Al berjalan mondar-mandir, kesana dan kesini dengan tidak tenang. Semua orang didalam rumah kecuali Iqbal, sudah di damprat oleh Al habis-habisan karena telah membiarkan Yuki keluar dari rumah dan menyetir sendirian. Lihat akibat ulah ceroboh pekerja dirumahnya, hari sudah malam, tapi istrinya masih belum pulang juga. Ketika Al mencoba untuk menelfon, ternyata nomor Yuki juga sedang dalam keadaan tidak aktif. Kekhawatiran Al pun semakin bertambah. Dimana istrinya? Jika sedang ada urusan di kantor pasti jam segini sudah pulang kan? Pertanyaan-pertanyaan tersebut berlalu-lalang di kepala Al. Sampai detik kemudian, ia mendengar deruman mobil yang membuatnya terkesiap.

"DARI MANA?!!!" Suara Al terdengar keras. Dia menatap tajam pada sosok wanita yang berdiri dihadapannya dengan kepala tertunduk. Al merasa marah sekaligus senang melihat sang istri pulang dengan keadaan selamat, sehat wal'afiat tanpa kekurangan apapun.
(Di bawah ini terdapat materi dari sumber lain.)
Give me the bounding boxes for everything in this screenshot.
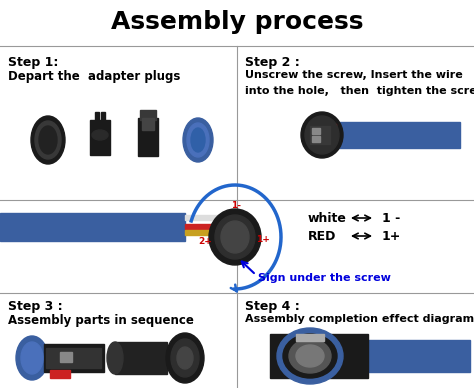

"A--aku da--dari kantor.." Dengan nada gugup Yuki menjawab tanpa berani menatap mata Al yang nampak menyala-nyala.

"KENAPA ENGGAK KASIH TAU AKU KALAU KAMU MAU KE KANTOR?! KENAPA KAMU NYETIR SENDIRIAN?!! KALAU TERJADI APA-APA GIMANA?!! INGET DI PERUT KAMU ITU ADA APA.!!!"

Tak tahan mendengar bentakan sang suami, Yuki mencampakkan tas jinjing sekaligus kunci mobil dihadapan Al, kemudian berlari ke kamar dengan terisak.